No Pain, No Gain
How Do You Sell A Product That’s Hard To Use?
Based on research by Ajay Kalra, Darron Billeter and George Loewenstein
How Do You Sell A Product That’s Hard To Use?
- If you have a good product, you might think consumers just need to try it in order to buy it.
- But that can backfire if using the product means learning a new skill. Frustrated consumers might give up before learning to love it.
- Marketers should consider approaches that lessen the need for consumer training — or else inspire consumers to keep trying.
Consider this: 25 percent of first-time snowboarders don’t take a lesson because they think that snowboarding will be a piece of cake. Then after trying it, 85 percent of these people quit and never become long-term participants in the sport. What happened? Why didn’t the snowboarders stick with it?
It’s a basic marketing premise. If you’ve come up with a good product, all you have to do is get people to give it a try. Once that happens, they’ll realize how great it is and buy it.
Offer free samples of a tasty new treat, and that might be the case. But if the product requires consumers to master a new skill, letting them just give it a try can backfire. That first, unsuccessful encounter can lead to frustration, dissatisfaction and a customer who is lost forever.
Consumers are bad at predicting how well they’ll do with a new task, research shows. So if the task is tough, and someone has an ego-deflating initial experience with it, he’ll focus on the hard part and discount any moments of success.
In a study of more than 300 subjects, Rice Business marketing professor Ajay Kalra and his two co-authors, Marriott School of Business marketing professor Darron Billeter and Carnegie Mellon University economics and psychology professor George Loewenstein, looked at how people assessed their performance with a new skill-based product before and after realizing the gadget required a learning curve.
Before trying the product, participants overestimated both how good they’d be at operating it, and how much work it would take to learn. Then, after their first try, the overconfidence turned into pessimism. The subjects’ newly gloomy outlook led them to miscalculate their future performance with the product: They assumed they’d do worse with it than they actually did, and that they’d have more trouble learning a new skill than was the case.
There’s more. One debilitating bad experience prompted subjects to devalue the product associated with it. They reacted this way even when the researchers cautioned them ahead of time not to lose confidence.

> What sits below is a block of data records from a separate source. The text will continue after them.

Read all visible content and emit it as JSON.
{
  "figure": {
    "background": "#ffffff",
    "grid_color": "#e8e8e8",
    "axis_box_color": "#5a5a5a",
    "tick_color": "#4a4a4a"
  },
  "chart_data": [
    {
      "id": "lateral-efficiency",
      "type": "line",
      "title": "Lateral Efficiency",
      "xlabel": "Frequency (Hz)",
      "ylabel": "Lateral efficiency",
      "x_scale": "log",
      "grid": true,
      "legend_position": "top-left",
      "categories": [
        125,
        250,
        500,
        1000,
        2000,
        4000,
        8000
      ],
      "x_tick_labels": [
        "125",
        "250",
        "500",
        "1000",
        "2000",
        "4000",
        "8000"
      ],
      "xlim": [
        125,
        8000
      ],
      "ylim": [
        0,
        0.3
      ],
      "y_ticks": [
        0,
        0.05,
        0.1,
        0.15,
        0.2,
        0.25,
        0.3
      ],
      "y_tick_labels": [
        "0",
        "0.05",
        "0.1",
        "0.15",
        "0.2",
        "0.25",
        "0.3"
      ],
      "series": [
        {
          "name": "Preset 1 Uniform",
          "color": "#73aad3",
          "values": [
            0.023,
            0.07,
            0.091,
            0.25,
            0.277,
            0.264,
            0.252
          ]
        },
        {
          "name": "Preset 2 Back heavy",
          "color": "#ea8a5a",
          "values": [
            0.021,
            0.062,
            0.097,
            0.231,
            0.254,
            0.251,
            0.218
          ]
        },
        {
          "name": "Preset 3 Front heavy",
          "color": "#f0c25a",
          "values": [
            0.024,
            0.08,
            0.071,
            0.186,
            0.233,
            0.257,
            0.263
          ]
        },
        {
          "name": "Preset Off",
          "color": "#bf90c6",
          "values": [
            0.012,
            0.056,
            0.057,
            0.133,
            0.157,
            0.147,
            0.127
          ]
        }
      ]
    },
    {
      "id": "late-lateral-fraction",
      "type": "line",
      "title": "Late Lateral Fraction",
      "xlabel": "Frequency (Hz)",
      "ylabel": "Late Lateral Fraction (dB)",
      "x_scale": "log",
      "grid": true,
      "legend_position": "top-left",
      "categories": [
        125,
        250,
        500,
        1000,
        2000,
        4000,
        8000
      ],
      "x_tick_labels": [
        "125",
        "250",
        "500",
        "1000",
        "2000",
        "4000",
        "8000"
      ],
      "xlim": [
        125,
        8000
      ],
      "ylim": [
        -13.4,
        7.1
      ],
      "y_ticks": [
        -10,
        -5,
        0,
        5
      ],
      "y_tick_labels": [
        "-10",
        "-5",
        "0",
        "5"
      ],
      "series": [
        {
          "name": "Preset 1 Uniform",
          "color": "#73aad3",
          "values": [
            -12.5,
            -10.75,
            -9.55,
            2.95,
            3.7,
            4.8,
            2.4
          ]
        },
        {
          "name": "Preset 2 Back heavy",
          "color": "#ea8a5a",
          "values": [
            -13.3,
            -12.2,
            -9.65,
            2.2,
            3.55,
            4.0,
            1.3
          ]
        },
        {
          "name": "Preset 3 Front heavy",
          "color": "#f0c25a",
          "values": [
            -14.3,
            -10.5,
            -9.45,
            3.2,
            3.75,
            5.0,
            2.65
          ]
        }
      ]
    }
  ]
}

In the first part of the experiment, subjects were asked to trace a shape using only its reflection in a mirror, and to predict how many correct mirror traces they could complete in four rounds. The next time around, the researchers offered a friendly warning: before giving it a try, they told the subjects, most people assume they’ll do better at mirror tracing than they actually do, and that after they try most people predict they’ll do worse than they actually do.
Despite the warning, and despite hearing it repeated after each round of tracing, the subjects’ estimates of their success didn’t change. They still overestimated themselves at the start, and then after that discouraging first experience, consistently low-balled their chances of success at each successive round.
Though the response seemed irrational, it tracks with the way humans learn. Early on, learning something new tends to be inefficient, slow and difficult. Eventually, though, most people transition into a second stage, in which learning is almost effortless. In effect, we need to learn how to learn. Too often, though, people give up before the easier stage. They find it hard to imagine a time when learning won’t be difficult.
So how can a business sell something innovative that requires fresh skills – say a new technology or a smart upgrade of an existing product?
First, this is not the time to use trials as a promotional tactic. That first trial could be the experience that turns a potential buyer off. Instead, target consumers in that rosy stage before they actually try a new product. If they’re invested enough before trying it, they may push through any problems until they get comfortable with it.
At the same time, offer ways to help new consumers maneuver the difficult early phase of learning. Free customer service support can help, as can complimentary training immediately after that first try with the product. Consider, too, designing products that play to consumers’ skills and strengths. Reduce the amount of learning needed to use a product – or ease the process with lots of support and encouragement.
When the going gets tough, in other words, the tough don’t always get back on their snowboards. More often, Kalra and his team found, first-timers walk away from endeavors that demand too many new skills too soon. Like all good instructors, marketers need to give customers both the proper skills and the lasting optimism needed to hang on for the ride.
Ajay Kalra is the Herbert S. Autrey Professor of Marketing at the Jones Graduate School of Business at Rice University.